A scale recreation of the titanic as it rests now, including the debris field is displayed behind the 3-D viewing area.

The final exhibit of this room is a recovered piece of the ship that guests are able to reach in and touch.

This piece, and the various recovered artifacts, will soon be all that remains of the ship. A rust-eating bacterium is expected to fully disintegrate what remains of the bottom of the ocean wreck within the next fifteen to twenty years.

One wall of the final exhibition room is dedicated to an alphabetical list of the survivors and the deceased, categorized by class, which gives visitors the opportunity to discover if the identity that they had been given had made it through the tragedy.

Dr. Alice Leader did survive, escaping the sinking ship on lifeboat 8.  She returned to New York on April 18, 1912 on the Carpathia.

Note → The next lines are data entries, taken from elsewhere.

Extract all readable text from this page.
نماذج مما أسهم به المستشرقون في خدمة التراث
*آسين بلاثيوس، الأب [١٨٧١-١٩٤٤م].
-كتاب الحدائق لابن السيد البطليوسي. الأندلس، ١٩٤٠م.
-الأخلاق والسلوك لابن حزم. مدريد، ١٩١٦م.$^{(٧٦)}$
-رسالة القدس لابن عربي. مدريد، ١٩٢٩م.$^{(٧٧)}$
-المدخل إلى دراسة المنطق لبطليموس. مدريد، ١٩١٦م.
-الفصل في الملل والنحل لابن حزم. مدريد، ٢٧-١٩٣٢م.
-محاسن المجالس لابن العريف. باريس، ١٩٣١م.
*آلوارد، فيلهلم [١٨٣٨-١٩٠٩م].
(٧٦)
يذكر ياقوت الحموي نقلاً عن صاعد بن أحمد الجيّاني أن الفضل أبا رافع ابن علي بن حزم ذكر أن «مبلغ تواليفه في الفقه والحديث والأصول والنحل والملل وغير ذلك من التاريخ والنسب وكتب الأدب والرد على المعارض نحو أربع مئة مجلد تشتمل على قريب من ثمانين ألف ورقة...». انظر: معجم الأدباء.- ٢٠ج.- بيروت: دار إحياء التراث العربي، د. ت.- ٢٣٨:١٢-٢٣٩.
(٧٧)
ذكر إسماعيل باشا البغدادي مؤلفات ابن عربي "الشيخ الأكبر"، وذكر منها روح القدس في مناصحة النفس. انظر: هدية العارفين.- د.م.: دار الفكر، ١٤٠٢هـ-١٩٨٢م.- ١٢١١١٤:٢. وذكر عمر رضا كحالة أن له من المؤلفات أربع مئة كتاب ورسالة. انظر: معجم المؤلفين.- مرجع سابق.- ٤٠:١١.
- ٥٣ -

On April 15, 1912, 705 passengers survived the disaster, while 1523 were lost.  Millvina Dean, the youngest survivor at only 9 weeks old, was the last survivor to die of natural causes in 2009.  The exhibit is now dedicated to her.

The sinking of the Titanic has long been a romanticized story that checks the confidence of man.  Though deemed unsinkable, the crash created the most devastating loss of life in the modern century.

Titanic has been the inspiration for fiction and non-fiction film and literature for more than 100 years, including the film Saved from the Titanic, that was released only 29 days after the sinking, in which Dorothy Gibson, a Titanic survivor, starred.